En dépit de son chapeau fané et de son antique châle de l’Inde, il était clair, à voir son salut respectueux, que la portière ne la regardait pas moins comme une personne d’importance.

– Eh bien, mistress Fitchett, vos poules pondent-elles à présent ? dit la dame aux yeux noirs et au teint fortement coloré, d’un ton de voix clair et décidé.

– Cela va assez bien quant à la ponte, madame ; mais ne se sont-elles pas mises à manger leurs œufs ? Je ne puis avoir l’esprit en repos avec ces bêtes.

– Oh ! les cannibales ! Vous feriez mieux de les vendre tout de suite à n’importe quel prix ; combien demandez-vous pour une paire ? Ça ne vaut pas bien cher, des volailles d’un si mauvais naturel.

– Eh bien, madame, ce sera une demi-couronne ; je ne puis les laisser à moins.

– Une demi-couronne ?… où en sommes-nous, grand Dieu ! Allons, voyons ! Pour le bouillon de poulet du recteur, le dimanche. Il a déjà consommé tous les poulets de ma basse-cour ; et vous êtes à demi payée par le sermon, mistress Fitchett, ne l’oubliez pas. Prenez une paire de pigeons sauteurs en échange, de vraies merveilles. Il faudra venir les voir.

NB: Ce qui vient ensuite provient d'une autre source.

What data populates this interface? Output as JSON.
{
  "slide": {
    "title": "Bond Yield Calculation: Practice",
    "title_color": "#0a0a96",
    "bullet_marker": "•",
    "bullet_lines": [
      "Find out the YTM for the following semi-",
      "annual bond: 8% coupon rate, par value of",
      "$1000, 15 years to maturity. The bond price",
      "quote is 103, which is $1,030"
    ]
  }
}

– Eh bien, madame, M. Fitchett, après son travail, ira les voir ; il s’intéresse beaucoup aux espèces nouvelles, et il ne demande pas mieux que de vous obliger.

– M’obliger ? Il n’aura jamais fait un si beau marché ! Une paire de pigeons d’Église pour une couple de volailles espagnoles qui mangent leurs œufs ! Ne vous en vantez surtout pas trop, vous et Fitchett, voilà tout !

Toute ladre et toute brusque de langage que se montrât la femme du recteur, les fermiers et les paysans de Tipton et de Freshitt auraient ressenti un grand vide dans leurs conversations s’ils n’avaient eu à se raconter les faits et gestes de mistress Cadwallader. Cette dame, de noble naissance, descendante de comtes inconnus parfaitement obscurs, qui, alléguant sa pauvreté, rognait sur les prix les plus bas, qui, en vous décochant les plaisanteries les plus familières, laissait toujours par un certain tour de langue deviner ce qu’elle était, une telle personne par ses condescendances avec les paysans de la contrée les rapprochait à la fois des rangs plus élevés de la société et de l’Église et diminuait apparemment l’amertume qu’il y avait pour eux à payer la dîme impermutable. Un caractère plus exemplaire avec plus de dignité simple ne les eût pas aussi bien aidés à comprendre les trente-neuf articles et eût certainement moins contribué à la paix sociale.

M. Brooke, qui appréciait à sa manière et à un autre point de vue les mérites de mistress Cadwallader, tressaillit légèrement lorsqu’on lui annonça sa visite dans la bibliothèque où il était seul.

– Je vois que vous avez eu ici votre Cicéron de Lowick, dit-elle en s’asseyant confortablement près de lui et en écartant son châle, qui laissa voir une taille fine, mais bien prise ; je vous soupçonne de traîner ensemble quelque mauvaise intrigue politique, sans quoi vous ne verriez pas si souvent cet homme-là en personne. J’informerai contre vous ; souvenez-vous que vous êtes suspects tous deux depuis que vous avez pris le parti de Peel dans la question catholique ; je répandrai partout que vous allez vous présenter comme candidat whig à Middlemarch, quand le vieux Pinkerton aura donné sa démission, et Casaubon travaillera pour vous sous main ; il corrompra les électeurs par des pamphlets qu’il distribuera dans les cabarets. Allons, confessez-vous !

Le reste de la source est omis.